Казалось, на этом всё. Аня хлопнула дверью и ушла — на этот раз по‑настоящему. Люба уже начала прицениваться к Подольску и подстраиваться под Петровы предложения, как пришла дочкина "подмога".
Позвонила бывшая свекровь Любы.
— Доча, ты что делаешь? — сразу пошла в атаку. — Тебе Бог ребёнка дал, а ты из‑за мужика его на улицу выгоняешь?
— Мама, Ане двадцать с лихом, — устало сказала Люба. — Она уже тупо на шее сидит, ножки свесив. Помнишь, ты мне говорила: «ты лишила дочь отца», когда я от Вовки ушла?
— Да, лишила, — завелась та. — Он хоть бабки приносил!
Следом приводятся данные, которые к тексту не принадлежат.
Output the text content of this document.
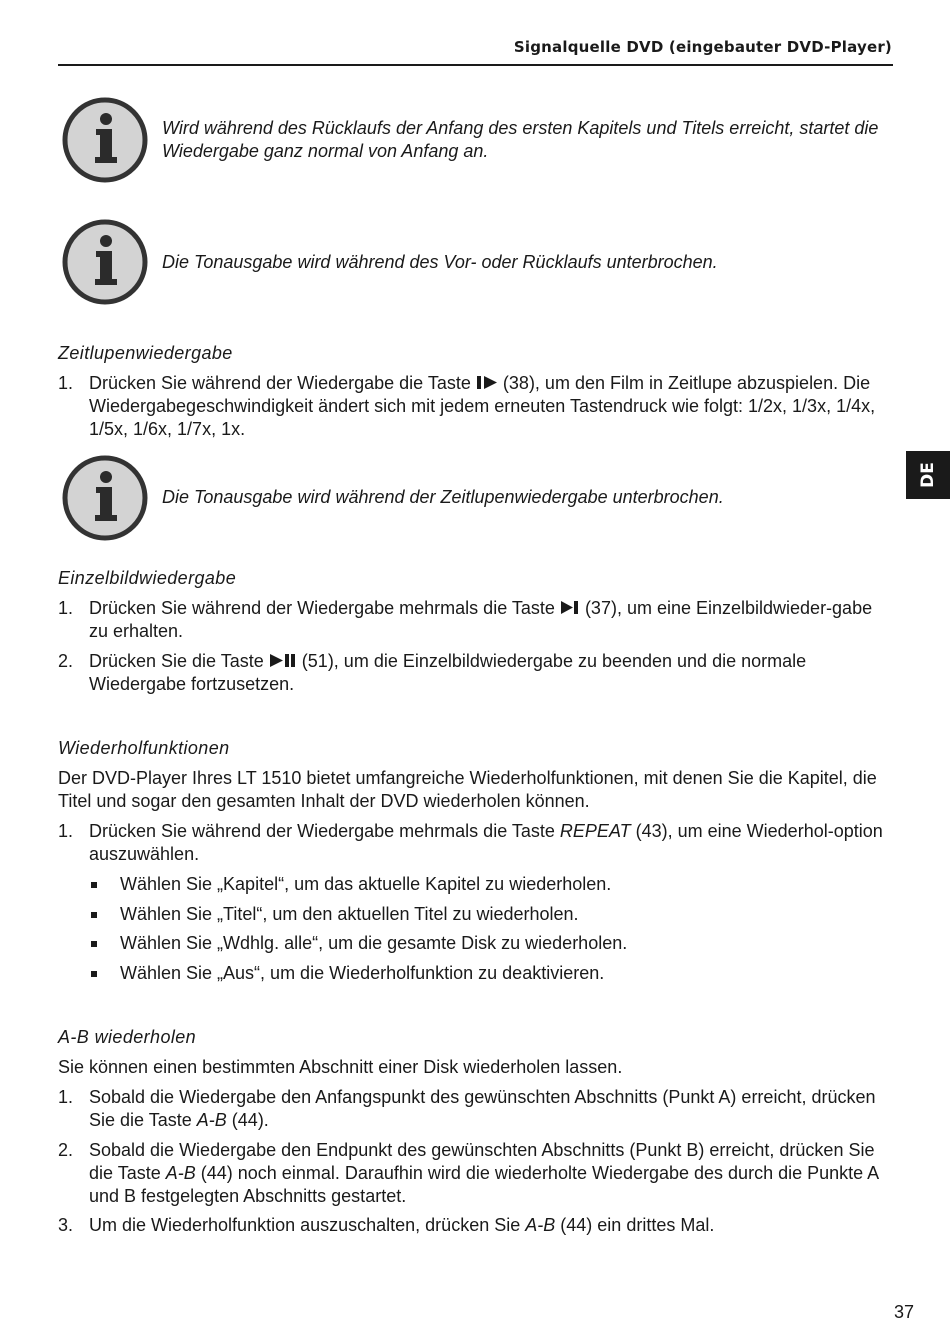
Signalquelle DVD (eingebauter DVD-Player)
Wird während des Rücklaufs der Anfang des ersten Kapitels und Titels erreicht, startet die Wiedergabe ganz normal von Anfang an.
Die Tonausgabe wird während des Vor- oder Rücklaufs unterbrochen.
Zeitlupenwiedergabe
1. Drücken Sie während der Wiedergabe die Taste (38), um den Film in Zeitlupe abzuspielen. Die Wiedergabegeschwindigkeit ändert sich mit jedem erneuten Tastendruck wie folgt: 1/2x, 1/3x, 1/4x, 1/5x, 1/6x, 1/7x, 1x.
Die Tonausgabe wird während der Zeitlupenwiedergabe unterbrochen.
DE
Einzelbildwiedergabe
1. Drücken Sie während der Wiedergabe mehrmals die Taste (37), um eine Einzelbildwieder-gabe zu erhalten.
2. Drücken Sie die Taste (51), um die Einzelbildwiedergabe zu beenden und die normale Wiedergabe fortzusetzen.
Wiederholfunktionen
Der DVD-Player Ihres LT 1510 bietet umfangreiche Wiederholfunktionen, mit denen Sie die Kapitel, die Titel und sogar den gesamten Inhalt der DVD wiederholen können.
1. Drücken Sie während der Wiedergabe mehrmals die Taste REPEAT (43), um eine Wiederhol-option auszuwählen.
Wählen Sie „Kapitel“, um das aktuelle Kapitel zu wiederholen.
Wählen Sie „Titel“, um den aktuellen Titel zu wiederholen.
Wählen Sie „Wdhlg. alle“, um die gesamte Disk zu wiederholen.
Wählen Sie „Aus“, um die Wiederholfunktion zu deaktivieren.
A-B wiederholen
Sie können einen bestimmten Abschnitt einer Disk wiederholen lassen.
1. Sobald die Wiedergabe den Anfangspunkt des gewünschten Abschnitts (Punkt A) erreicht, drücken Sie die Taste A-B (44).
2. Sobald die Wiedergabe den Endpunkt des gewünschten Abschnitts (Punkt B) erreicht, drücken Sie die Taste A-B (44) noch einmal. Daraufhin wird die wiederholte Wiedergabe des durch die Punkte A und B festgelegten Abschnitts gestartet.
3. Um die Wiederholfunktion auszuschalten, drücken Sie A-B (44) ein drittes Mal.
37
— А еще кулаки, и пьянки, да, — язвительно вставила Люба. — Сейчас он, кстати, в Челябинске живёт. Вы же в курсе? Вторая жена, новый ребёнок... Аня недавно ему звонила, кстати. И знаешь, что в ответ услышала?
Свекровь ахнула:
— И что?
— Что-что. Он ей сказал: «ты мне никто, у меня новая семья». И бросил трубку, — сухо проговорила Люба. — Так что давай про «отца» поговорим в другой раз.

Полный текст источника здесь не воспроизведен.